Wer beim Ausleiten eines Stalls noch auf den Höhenmesser schielt, um den Stall möglichst "sauber" oder optimal auszuleiten, der kann ganz schnell in den nächsten Stall-Zustand geraten, was auch als "secondary stall" bezeichnet wird. Ursache hierfür ist die voreilige Wiedererhöhung des Anstellwinkels durch Ziehen am Steuerknüppel, um die Flugbahn in den Horizontalflug überzuführen.

Bei einem "full stall" oder "deep stall", d.h. bei einer deutlichen oder sogar extremen Überschreitung des kritischen Anstellwinkels, kann ein kleines Flugzeug durchaus 1.000 ft Höhe zum sicheren Ausleiten erfordern. Bei einem großen Verkehrsflugzeug kommen wir u.U. in die Region von 10.000 ft.
Wer sich da irgendeiner Höhenbeschränkung unterwirft, obwohl er eigentlich noch ausreichend Platz nach unten hat, der provoziert den "secondary stall" und hat damit sofort sein Problem und den real erforderlichen Höhenverlust verdoppelt. Es gab sogar Fälle, wo sich das Ausleiten und das ungewollte "Wiedereinleiten" in den Stall zyklisch wiederholt hat - bis zum Aufschlag.

Ein weiteres Problem dieser Lehrbuchtexte ist, daß Verfahren beschrieben werden, die nur an der Grenze zum überzogenen Flugzustand ("stall entry") funktionieren - nicht aber als Ausleitverfahren für einen bereits eingetretenen Stall ("stall recovery"). Man kann damit nur verhindern, daß sich ein beginnender Stall zu einem richtigen Stall entwickelt. Wendet man die beschriebenen Verfahren für letztere Situation an, dann ist der Ausgang jedoch ungewiß.

Ich finde, man sollte schon auf den Höhenmesser schielen, aber nur um festzustellen, wieviel vertikalen Spielraum man insgesamt zur Verfügung hat.


Die Engländer und Amerikaner haben es gut.

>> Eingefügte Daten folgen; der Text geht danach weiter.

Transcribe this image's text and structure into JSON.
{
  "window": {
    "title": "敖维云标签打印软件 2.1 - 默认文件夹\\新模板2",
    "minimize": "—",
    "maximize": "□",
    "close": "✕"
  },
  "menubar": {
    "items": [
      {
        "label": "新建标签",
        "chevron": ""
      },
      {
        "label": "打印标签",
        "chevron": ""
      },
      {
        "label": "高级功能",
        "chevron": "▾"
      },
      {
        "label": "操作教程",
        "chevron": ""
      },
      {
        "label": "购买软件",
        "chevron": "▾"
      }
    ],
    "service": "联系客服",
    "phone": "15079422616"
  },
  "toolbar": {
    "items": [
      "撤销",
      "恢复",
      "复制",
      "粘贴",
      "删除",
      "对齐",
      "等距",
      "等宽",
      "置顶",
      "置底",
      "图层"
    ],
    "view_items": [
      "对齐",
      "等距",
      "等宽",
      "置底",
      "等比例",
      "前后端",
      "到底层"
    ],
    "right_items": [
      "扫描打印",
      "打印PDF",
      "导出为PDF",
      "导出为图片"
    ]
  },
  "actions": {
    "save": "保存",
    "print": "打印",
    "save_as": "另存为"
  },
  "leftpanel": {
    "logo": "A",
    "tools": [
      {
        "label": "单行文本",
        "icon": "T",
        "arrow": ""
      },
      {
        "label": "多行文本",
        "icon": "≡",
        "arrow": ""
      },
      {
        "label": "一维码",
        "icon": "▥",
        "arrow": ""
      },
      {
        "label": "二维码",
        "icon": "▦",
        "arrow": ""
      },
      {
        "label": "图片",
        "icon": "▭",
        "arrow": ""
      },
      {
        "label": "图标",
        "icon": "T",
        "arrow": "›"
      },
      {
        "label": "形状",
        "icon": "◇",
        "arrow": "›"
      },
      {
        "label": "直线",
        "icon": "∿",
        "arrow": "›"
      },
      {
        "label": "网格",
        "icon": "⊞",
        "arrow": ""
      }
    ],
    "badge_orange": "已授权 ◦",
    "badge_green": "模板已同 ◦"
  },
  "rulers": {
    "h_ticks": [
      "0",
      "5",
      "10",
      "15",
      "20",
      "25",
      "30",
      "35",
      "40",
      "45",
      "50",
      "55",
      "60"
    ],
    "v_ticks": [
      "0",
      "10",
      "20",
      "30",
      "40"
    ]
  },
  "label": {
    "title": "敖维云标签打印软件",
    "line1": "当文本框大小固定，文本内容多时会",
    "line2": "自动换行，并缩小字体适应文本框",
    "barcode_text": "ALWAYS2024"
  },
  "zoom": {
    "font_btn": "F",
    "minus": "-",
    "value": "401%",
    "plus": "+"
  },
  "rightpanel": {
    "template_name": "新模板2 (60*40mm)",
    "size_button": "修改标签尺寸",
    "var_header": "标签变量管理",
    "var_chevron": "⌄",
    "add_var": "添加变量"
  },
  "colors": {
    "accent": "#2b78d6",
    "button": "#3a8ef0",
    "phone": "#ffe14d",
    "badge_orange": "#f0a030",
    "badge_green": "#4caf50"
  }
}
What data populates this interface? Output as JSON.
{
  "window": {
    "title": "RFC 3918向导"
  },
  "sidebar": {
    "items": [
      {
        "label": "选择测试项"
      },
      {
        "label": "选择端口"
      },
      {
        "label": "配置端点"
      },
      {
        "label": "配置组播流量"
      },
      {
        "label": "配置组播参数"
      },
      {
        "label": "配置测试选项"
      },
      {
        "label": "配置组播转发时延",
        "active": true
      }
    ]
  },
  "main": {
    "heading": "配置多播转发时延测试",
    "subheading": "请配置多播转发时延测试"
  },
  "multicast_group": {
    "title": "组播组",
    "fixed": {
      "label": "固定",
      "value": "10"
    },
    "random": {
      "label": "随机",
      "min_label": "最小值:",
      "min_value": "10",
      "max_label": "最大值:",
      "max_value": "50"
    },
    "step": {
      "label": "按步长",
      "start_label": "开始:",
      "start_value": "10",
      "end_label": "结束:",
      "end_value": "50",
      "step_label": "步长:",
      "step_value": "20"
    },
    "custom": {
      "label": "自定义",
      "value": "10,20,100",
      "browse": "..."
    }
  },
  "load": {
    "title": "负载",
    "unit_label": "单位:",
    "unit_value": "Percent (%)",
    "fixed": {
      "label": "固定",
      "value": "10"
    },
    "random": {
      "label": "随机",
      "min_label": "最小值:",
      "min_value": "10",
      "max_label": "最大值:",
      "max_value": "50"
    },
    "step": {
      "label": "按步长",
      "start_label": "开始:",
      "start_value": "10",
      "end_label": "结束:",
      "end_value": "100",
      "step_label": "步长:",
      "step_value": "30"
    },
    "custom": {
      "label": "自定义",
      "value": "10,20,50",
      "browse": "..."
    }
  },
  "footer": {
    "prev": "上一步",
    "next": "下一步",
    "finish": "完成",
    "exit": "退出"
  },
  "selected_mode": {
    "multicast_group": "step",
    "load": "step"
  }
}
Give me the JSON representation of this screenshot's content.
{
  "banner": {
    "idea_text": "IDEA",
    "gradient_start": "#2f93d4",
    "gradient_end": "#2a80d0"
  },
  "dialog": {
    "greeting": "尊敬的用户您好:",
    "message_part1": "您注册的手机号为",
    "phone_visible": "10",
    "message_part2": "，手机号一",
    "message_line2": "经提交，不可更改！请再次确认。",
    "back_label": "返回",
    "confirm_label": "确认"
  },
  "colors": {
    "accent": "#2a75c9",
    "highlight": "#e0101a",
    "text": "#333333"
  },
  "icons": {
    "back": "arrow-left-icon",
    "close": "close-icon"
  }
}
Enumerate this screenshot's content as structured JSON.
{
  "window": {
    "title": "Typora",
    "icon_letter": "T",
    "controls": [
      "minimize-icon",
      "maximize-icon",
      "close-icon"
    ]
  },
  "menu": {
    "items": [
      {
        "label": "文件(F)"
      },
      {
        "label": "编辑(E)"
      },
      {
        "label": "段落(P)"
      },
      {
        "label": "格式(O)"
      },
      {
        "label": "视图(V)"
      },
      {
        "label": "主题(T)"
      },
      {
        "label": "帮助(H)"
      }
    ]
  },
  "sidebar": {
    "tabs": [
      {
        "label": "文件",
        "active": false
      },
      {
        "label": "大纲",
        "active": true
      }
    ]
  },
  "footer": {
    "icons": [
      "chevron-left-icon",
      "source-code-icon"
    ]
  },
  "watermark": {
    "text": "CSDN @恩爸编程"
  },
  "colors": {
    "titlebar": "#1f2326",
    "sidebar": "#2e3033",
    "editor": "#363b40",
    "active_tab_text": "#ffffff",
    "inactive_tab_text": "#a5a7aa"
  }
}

Während wir von Strömungsabriß oder überzogenem Flugzustand sprechen müssen, sagen sie einfach Stall und sind schon fertig.

Re: Notverfahren - emergency procedures

Verfasst: Di 15. Okt 2013, 08:57
von EA-Henning
Ich bin der Meinung, dass die Autoren von Lehrbuchtexten durchaus mal mit solchen Zuständen in einem Full-Flight-Simulator konfrontiert werden sollten. Allerdings dürfte das dann wieder an der Kostenfrage und/oder Verfügbarkeitsfrage scheitern.

Re: Notverfahren - emergency procedures

Verfasst: Di 15. Okt 2013, 18:23
von Flieger Bernd
"Fahrt ist das halbe Leben" - sagte mein Fluglehrer Heinz Schulz in Stölln und schon "schmierten" wir ab
und bei Stömungsabriß - das ganze Leben ....
also das Wichtigste - Fahrt aufholen,
wen interessiert denn da die Höhe, wenn sie denn reicht.
Sollte die Höhe zum Fahrt aufnehmen nicht reichen,
ist der Rest auch egal.

Re: Notverfahren - emergency procedures

Verfasst: Mi 16. Okt 2013, 13:00
von Kilo Mike Sierra
EA-Henning hat geschrieben:Ich bin der Meinung, dass die Autoren von Lehrbuchtexten durchaus mal mit solchen Zuständen in einem Full-Flight-Simulator konfrontiert werden sollten. Allerdings dürfte das dann wieder an der Kostenfrage und/oder Verfügbarkeitsfrage scheitern.

Flugsimulatoren sind für "richtige" Stall-Übungen immer noch nicht geeignet, weil hierfür Flugtestdaten fehlen, um die Simulatorleistung in diesen Flugzuständen validieren zu können.
Die Autoren dieser Lehrbücher dürften durchweg Fluglehrer sein und somit alle diese Übungen unzähligemale selbst geflogen haben. Nur leider entspricht die mitgelieferte Flugtheorie schon lange nicht mehr dem heutigen Erkenntnisstand. Irgendwie scheint man in der General Aviation bei der fliegerischen Grundausbildung (PPL u.ä.) auf dem Wissenstand der 30er und 40er Jahre stehengeblieben zu sein. Das ist deshalb bedenklich, weil auch nahezu alle Verkehrspiloten über die Allgemeine Luftfahrt in diesen Beruf kommen.